Après plusieurs mois de tractations entre Paris et Beyrouth, dans la lignée de l’ancienne l’initiative française visant à débloquer la situation politique au Liban et à permettre l’élection d’un nouveau président de la République, Emmanuel Macron a nommé l’ancien ministre des Affaires étrangères, Jean-Yves le Drian, comme envoyé spécial au Liban.
Cette nomination intervient à la suite de critiques faites au palais de l’Élysée sur son approche pour sortir de l’impasse au pays du Cèdre. Elle vient calmer les esprits au Liban après que Paris a choisi de soutenir à sa manière le candidat du tandem chiite, Sleimane Frangié, contre l‘avis d’une majorité chrétienne écrasante au Parlement.
M. Le Drian a passé une grande partie de la semaine dernière à Beyrouth, rencontrant toutes les parties prenantes et concernées. Il a bien entendu le point de vue du tandem chiite qui tient absolument à faire élire l’un de ses alliés les plus proches à la magistrature suprême. Mais il a bien sûr entendu l’autre son de cloche, critique de la politique française au Liban, accusée de s’arrimer au tandem chiite.

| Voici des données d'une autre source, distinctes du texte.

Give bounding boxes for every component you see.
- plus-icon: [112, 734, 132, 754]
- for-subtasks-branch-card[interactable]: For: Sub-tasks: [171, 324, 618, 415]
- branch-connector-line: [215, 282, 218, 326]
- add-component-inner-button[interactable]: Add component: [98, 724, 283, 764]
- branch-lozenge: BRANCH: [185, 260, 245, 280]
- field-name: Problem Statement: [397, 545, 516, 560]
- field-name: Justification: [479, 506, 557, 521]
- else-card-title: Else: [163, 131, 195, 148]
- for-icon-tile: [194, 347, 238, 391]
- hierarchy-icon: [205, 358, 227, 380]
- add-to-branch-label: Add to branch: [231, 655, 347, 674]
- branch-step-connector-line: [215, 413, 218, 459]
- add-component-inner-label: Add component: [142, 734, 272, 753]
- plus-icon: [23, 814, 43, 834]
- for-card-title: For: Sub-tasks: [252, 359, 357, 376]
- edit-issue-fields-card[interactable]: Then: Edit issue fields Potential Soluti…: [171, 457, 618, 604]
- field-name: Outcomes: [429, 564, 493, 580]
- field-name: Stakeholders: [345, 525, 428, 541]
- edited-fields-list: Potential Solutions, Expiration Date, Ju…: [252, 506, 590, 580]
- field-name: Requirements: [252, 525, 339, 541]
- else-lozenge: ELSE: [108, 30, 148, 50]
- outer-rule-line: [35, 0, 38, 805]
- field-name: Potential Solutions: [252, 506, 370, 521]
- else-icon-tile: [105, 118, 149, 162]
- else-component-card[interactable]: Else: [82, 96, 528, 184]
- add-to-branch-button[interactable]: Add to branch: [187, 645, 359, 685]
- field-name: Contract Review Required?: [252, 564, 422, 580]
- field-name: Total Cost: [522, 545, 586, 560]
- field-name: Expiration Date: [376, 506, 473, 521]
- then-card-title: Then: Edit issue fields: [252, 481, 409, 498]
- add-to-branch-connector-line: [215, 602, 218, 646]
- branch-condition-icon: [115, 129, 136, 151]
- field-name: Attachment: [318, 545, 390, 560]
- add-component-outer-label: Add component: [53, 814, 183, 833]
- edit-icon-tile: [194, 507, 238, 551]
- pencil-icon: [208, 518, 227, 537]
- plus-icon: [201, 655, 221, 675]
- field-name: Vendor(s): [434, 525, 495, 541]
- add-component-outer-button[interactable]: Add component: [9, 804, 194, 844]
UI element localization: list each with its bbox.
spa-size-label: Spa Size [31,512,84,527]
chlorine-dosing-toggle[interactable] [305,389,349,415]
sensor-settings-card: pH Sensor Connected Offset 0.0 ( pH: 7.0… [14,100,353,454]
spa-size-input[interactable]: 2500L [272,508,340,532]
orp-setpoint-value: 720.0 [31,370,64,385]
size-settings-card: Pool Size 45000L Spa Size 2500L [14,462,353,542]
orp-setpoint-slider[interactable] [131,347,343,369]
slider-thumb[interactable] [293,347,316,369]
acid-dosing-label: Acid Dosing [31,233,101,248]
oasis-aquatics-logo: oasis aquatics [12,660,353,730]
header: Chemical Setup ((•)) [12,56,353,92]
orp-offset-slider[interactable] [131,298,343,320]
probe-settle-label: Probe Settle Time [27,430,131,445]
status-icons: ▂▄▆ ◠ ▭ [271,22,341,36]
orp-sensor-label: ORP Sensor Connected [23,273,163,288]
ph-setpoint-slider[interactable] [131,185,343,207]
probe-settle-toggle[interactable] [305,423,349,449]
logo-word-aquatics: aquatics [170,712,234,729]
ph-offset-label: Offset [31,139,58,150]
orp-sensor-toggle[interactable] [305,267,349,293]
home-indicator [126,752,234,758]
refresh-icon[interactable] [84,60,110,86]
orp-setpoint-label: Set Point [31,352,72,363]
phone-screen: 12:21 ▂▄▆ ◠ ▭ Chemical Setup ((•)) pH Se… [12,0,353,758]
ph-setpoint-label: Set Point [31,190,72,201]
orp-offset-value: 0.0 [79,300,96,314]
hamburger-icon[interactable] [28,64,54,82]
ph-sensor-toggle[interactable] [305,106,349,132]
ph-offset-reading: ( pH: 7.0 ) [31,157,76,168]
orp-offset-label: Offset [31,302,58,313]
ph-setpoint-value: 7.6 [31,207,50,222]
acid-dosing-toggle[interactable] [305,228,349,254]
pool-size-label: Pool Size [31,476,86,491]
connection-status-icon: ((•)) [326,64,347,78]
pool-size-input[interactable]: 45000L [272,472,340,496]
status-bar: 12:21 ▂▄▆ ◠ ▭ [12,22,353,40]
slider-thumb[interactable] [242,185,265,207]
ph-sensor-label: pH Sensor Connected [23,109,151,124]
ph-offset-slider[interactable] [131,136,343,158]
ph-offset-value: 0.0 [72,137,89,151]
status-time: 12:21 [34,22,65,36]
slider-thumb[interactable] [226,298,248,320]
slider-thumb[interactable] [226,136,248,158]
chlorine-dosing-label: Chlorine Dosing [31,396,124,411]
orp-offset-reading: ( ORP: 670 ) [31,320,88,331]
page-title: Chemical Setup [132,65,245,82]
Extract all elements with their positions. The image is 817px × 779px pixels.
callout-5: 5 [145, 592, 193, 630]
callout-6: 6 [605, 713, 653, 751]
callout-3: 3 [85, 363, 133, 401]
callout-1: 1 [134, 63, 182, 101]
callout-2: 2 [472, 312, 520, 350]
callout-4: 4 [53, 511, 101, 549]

La position française a fini par devenir intenable, surtout avec la vague de critiques dont Paris a été la cible ces dernières semaines. Avec la nomination de l’ancien ministre des Affaires étrangères, le président français tente d’apaiser une grande partie de l’opinion publique libanaise, en opérant un recalibrage de son approche de l’échéance présidentielle.
Paris mise sur une prise de conscience des partis libanais - Ali Hamade
À cet effet, il faudrait rappeler les résultats de la dernière séance parlementaire qui s’est tenue le 14 juin. Le candidat de l’opposition, Jihad Azour, a recueilli 59 voix tandis que le candidat du tandem chiite, Sleimane Frangié, n’en a recueilli que 51. Ce qui a poussé le président du Parlement, Nabih Berri, à lever la séance, empêchant ainsi la poursuite de l’élection.
Ce développement aurait poussé Paris à revoir sa copie et à changer de cap au Liban. Dorénavant, il n’est plus question de soutenir la formule de Sleimane Frangié et sa contrepartie, à savoir la désignation du juge et diplomate Nawaf Salam comme Premier ministre. Paris fait désormais confiance aux bons offices de Le Drian, qui travaille sur un nouveau compromis à même de débloquer la situation.
Cet arrangement ne pourra être viable que si les deux parties rivales acceptent la nomination d’un candidat de compromis. De quoi rendre les candidatures de M. Frangié et de M. Azour caduques pour rallier le plus large consensus possible afin que l’élection du nouveau président se déroule dans les conditions optimales.
Il ne faut pas non plus oublier la formation d’un nouveau gouvernement ayant pour mission de s’attaquer à la crise économique, financière et sociale qui ronge le Liban. Cette mission ne pourra pas se faire sans la mise à exécution du plan de redressement et de réformes qui attend toujours un président et un gouvernement.
Paris mise sur une prise de conscience des partis libanais qui pèsent dans la balance, car il est évident qu’aucune des deux grandes coalitions qui s’affrontent ne semble en mesure de faire élire son candidat de choix. D’où la nécessité d’opter pour un compromis qui passerait obligatoirement par l’élimination des deux candidatures en lice, pour favoriser un candidat de compromis qui aurait pour tâche de rassembler un pays fissuré, où de plus en plus de voix réclament le fédéralisme comme solution au «mal libanais»!
Ali Hamade est journaliste éditorialiste au journal Annahar, au Liban.